I wrote on a Facebook group that I am a part of about my woes of Joe turning into a toddler crack head. A friend of mine joked that I was knocking time off purgatory. Another girl joked that getting out of purgatory early would be worth it. That got me thinking: I don't ever ask myself "Is motherhood worth it?"
I don't ever think that because I always know that yes, motherhood is worth all the tears, frustrations and bodily fluids that somehow always end up on me. There is no doubt.
Joe destroys. He kicks and bites. He climbs on everything (see above.) He screams at decibels that I think only dogs can hear. And he looooooooooves to pull hair, as you can see in the photo below.
This photo cracks me up every. time. I love the look on Joe's face!
Sometimes it seems that the naughty moments Joe has outweighs the fun, happy and hilarious moments.
But I know that isn't true. Dealing with Joe's temper and stubbornness takes a lot more effort out of me than when he's his happy-go-lucky self.
Last night as I was nursing Joe, I was about to drift off to sleep when Joe stopped nursing. I looked down to see if he had fallen asleep, but in the dim light I could see he was looking up at me. He gently put his hand on my cheek and moved my face closer to his. He leaned in. He always leans towards me when he wants me to give him a kiss. I gently kissed his nose and he smiled and turned away to go back to sleep. That is what makes all the chaos worth it. Love.
Loving isn't easy. Nothing great and wonderful in this life is easy. Marriage isn't easy. Family life isn't easy. Pregnancy and childbirth aren't easy. Being a child of God definitely isn't easy. But the amazing things in life are worth working for. The things in life that are easy? Well, they just aren't as fun. They just aren't as great.
Even though Joe knows exactly how to push my buttons, I am grateful that he is becoming his own little person. I am thankful he still randomly comes up to me to hug me and give me a kiss, because someday he will shudder in horror at the thought of hugging and kissing his mother. He is changing so much and so quickly.

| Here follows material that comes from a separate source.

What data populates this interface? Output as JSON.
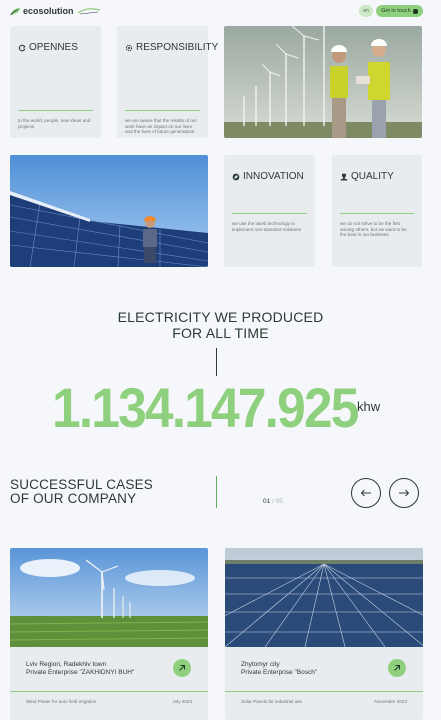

Motherhood is hard. I will never have it all figured out. But I love my vocation (maybe not every single screaming second of it) but it is all worth it.
3 comments:
Amen!
It is so amazing to watch as they learn and discover, becoming independent people ~with ideas of their own.
Great post! Am so glad I'm on this mothering journey with friends like you.
This is beautiful.
Love this. And also wanted to just say - I so empathize. I had a biting, scratching, kicking, hitting sort of pre-two year old. She wasn't very verbal at that age (she was a late talker) and it seemed the only way she could express her frustrations was physically. She threw things, would bite herself if she couldn't bite us.. etc. I just wanted to encourage you that this stage *does* pass and it doesn't mean anything about the child they will turn into. At 2 1/2 she is super loving, much more verbal, and much less prone to throwing a tantrum. While she does still occasionally bite or hit, it is MUCH easier to talk her down before that point than it was six months or a year ago. Of course, there are new challenges now - she is still very persistent in everything, both for the good and the bad - but I definitely think around 20 months to 26 months or so were by far the worst of it, and if it says anything at all, I really LOVE the age she is at now. If he isn't very verbal yet, working with him on expressing his emotions, and also on modeling the "right" way to channel those frustrated/angry emotions may help. What worked with my daughter was to teach her to say "hands are for hugging, not hitting" (mouths are for kissing, not biting) etc and restrain her very gently so she didn't get the chance to hit or bite more than once. Also to ask her "you seem angry, do you need a hug?" or offer a positive outlet for the angry emotion.
Anyway - believe me, there IS light at the end of the tunnel! I thought my daughter was going to be some sort of pre-school hellion too, but it seems she really is growing out of it.